Serving Whitman County since 1877
Gazette Editor
“Keep the McCleary Promise” was enclosed in a logo design which was included in an advertisement in Sunday’s editon of the Spokesman Review. In the center of the logo was “Education is a civil right.” The advertisement encouraged readers to join forces with local educators and voice support for public schools and support the state house budget by calling a legislative hotline.
The bottom of the advertisement listed 26 educators in the eastern region school districts as sponsors. All were officers in Washington Education Association groups or other teachers groups.
“McCleary” is the tag line for what has become the chief assignment for this year’s session of the Washington Legislature, now in an extended session.
McCleary is actually a Supreme Court decision which decrees the State of Washington should pay the costs of basic education for all students in Washington state. McCleary is the last name of two of plaintiffs who sued the state in King County superior court in 2007. They prevailed in 2010 and an appeal went to the Supreme Court.
That decision was confirmed by the Supreme Court after hearing the appeal in June of 2011. The court never told the legislature how to get state funds directly hooked to cover all basic education.
Prompting the legislature to solve McCleary this year was a court order in August of 2015 which decrees the state should be fined $100,000 a day for not complying with its decision. In its statement on the McCleary decree, the Washington Education Association pointed out the state had rolled up $40 million in fines, a sum which could otherwise have been used by the state to comply with the court order.
The Republican majority in the State Senate and the Democratic majority in the House of Representatives are in a deadlock on how to fund McCleary.
What has evolved over the years is a funding structure in which districts with a bountiful tax base wind up with more funds to finance schools. Some of this takes the form of special levies which are used to bolster operating budgets.
In January, the Republicans in the senate rolled out their answer. A key was to have districts all over the state install a levy at the same rate. The revenue would go to the state and be distributed out to all the districts on a per student rate.
One predicted impact would be higher tax bills in districts with high valuation bases and low levy rates. Seattle envisioned a levy bump of 48 cents per $1,000 assessed. In effect, more funds would come out of the Seattle district’s tax base and eventually be distributed by the state to rural school districts with higher levy rates.
The senate solution was described as a “trojan horse” by a top WEA official.

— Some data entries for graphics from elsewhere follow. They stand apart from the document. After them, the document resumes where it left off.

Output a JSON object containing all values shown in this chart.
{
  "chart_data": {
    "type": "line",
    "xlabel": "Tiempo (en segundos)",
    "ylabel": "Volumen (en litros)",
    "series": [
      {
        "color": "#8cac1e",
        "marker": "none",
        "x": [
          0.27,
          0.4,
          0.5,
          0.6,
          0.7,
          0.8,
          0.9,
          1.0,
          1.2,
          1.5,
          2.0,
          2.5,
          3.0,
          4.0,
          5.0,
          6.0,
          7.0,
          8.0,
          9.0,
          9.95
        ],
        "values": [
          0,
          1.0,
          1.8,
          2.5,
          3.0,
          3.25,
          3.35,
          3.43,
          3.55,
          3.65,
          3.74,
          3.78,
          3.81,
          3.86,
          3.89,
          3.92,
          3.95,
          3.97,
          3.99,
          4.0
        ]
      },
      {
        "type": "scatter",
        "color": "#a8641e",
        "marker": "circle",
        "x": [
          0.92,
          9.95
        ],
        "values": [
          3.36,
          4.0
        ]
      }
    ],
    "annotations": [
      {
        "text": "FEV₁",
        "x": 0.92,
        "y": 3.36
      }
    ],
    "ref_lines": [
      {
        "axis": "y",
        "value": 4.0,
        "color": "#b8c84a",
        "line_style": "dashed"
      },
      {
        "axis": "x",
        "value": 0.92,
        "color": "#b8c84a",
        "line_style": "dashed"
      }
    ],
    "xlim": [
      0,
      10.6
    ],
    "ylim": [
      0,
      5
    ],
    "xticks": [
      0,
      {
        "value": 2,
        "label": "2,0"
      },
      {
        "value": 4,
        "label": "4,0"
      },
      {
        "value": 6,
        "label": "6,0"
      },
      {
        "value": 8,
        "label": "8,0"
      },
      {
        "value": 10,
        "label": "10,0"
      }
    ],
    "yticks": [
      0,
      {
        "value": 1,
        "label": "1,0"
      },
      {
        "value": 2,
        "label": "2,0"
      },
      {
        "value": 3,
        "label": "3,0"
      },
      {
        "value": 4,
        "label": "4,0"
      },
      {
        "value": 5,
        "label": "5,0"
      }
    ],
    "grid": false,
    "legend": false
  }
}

Gov. Jay Inslee in December took the initiative for the Democrats with a proposed $4 billion in new taxes with hikes on business and occupation taxes for accountants and attorneys, a carbon emissions tax, and a 7.9 percent tax for capital gains earning more than $25,000.
Inslee’s plan would drop special levies in 119 of the state’s 225 districts, but, with the new money, no district would see an increase on its school tax bill.
Sen. Mark Schoesler, senate majority leader for the ninth district, labeled Inslee’s plan as “far and away the single biggest tax increase in state history.”
House Majority Leader Pat Sullivan, a Democrat from Covington, at that time said he appreciated that Inslee did not shy away from dealing with teacher pay.
A budget update issued last week by House Democrats quoted a non-partisan comparison of the two opposing budget proposals at this stage:
The average funding increase per student in school year 2020-21 (when both plans would be fully implemented) would be $2,926 under the Democratic house plan and only $1,913 under the Republican plan. Total net new funding statewide over the next four school years would be $8.5 billion under the Democratic plan, and only $4.5 billion under the Republican plan.